The old man made his way across the street toward a gathering crowd, the notes read, but he stopped when the wind came up suddenly. A powerful, frightening gust from above blasted downward onto the stricken Renault, sending a cloud of smoke, loose dirt and dust roiling into the sky like an upside-down mushroom cloud. There was nothing else, he said: no sweeping breeze along that narrow street on an otherwise calm and clear afternoon. For a full minute, Dumont continued, the wind screamed straight down onto the car as if pushed by a jet engine, forcing the flames away to create an opening for two brave men who rushed to pull the mother and child free. Once they were safely removed, the powerful wind subsided as quickly as it appeared and when it did, the flames grew again until the little hatchback was completely engulfed.
There were supporting accounts for police made by witnesses gathered at the scene, each describing the solitary column of impossibly strong wind, but Dumont saw something else—something he couldn’t explain. Nearby, he reported, a girl in her early twenties stood alone and away from the crowd between Dumont and the wreckage. Her hand was slightly raised, he said, and her eyes were closed. It struck Dumont as a strange sight in the midst of a desperate attempt to rescue the driver and child, but he was compelled to watch her. After they pulled the woman and baby from her car, the girl lowered her hand and turned to go just as the gust died out and the flames resumed as if with a vengeance.
I read Renard’s comments in the margins of his notes and Dumont’s reason for calling made me stop and reread to make sure there was no mistake. The two had been friends for nearly thirty years; it made sense Dumont would alert Renard immediately, but the words sent a shiver up my spine and Renard underlined the translated sentence twice to affirm its importance:
Witnessed a miracle? Not a joke or having me on—he believes.
I continued
to read as if pulled by an unseen force demanding more. The notes resumed and Renard’s commentary was at least as valuable when Dumont described his first attempt to make contact with the mysterious girl after following her to a local hotel. He begged her to speak with him, to make him understand how she could accomplish such a thing. The girl refused, he said, but it was clear Dumont believed she was an instrument in divine hands, perhaps not knowing herself what happened. Still, he tried to convince her to tell him what she knew and how it felt. Dumont described a sudden, inexplicable parade of thoughts and images as though his mind had been taken over “by a demon” and made to see things that weren’t there, frightening images filled with violence and a terrifying sensation of dread. When he recovered, she was gone.
I stood and paced around my table where the pile of papers seemed to mock me as I searched for a reason to stop reading. None of it should have made sense and yet all of it did. An eerie sensation filtered through my body and I knew better than to think Renard was chasing phantoms. The condensed police reports included still images from security cameras at a hotel the following day, and in them Claude Dumont embroiled in a heated argument with a guest. I looked closely but supporting statements made by witnesses were needless; it was her. The report and accompanying video showed an obvious assault made by Dumont against a hotel guest only seconds before he collapsed, and a police report identified the girl as Aline M. Lloyd—a citizen of the United Kingdom.

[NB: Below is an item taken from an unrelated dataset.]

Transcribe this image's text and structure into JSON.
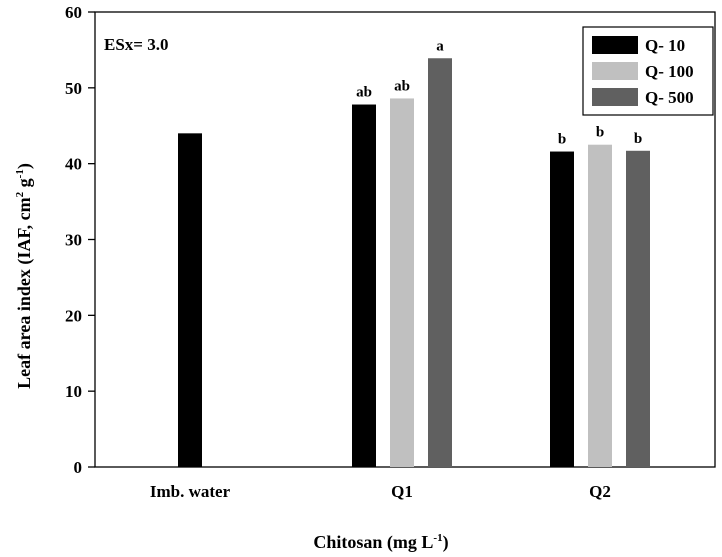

I continued to read in numb silence, troubled by the details Aline hadn’t included when she told me of Renard’s visit. There had been no mention or reference to Claude Dumont’s dramatic declaration he’d seen a modern-day miracle and assigned its existence to Aline. The next pages described the results from a medical examiner and an autopsy performed at the request of the police. I read it all but their words shocked me back to reality.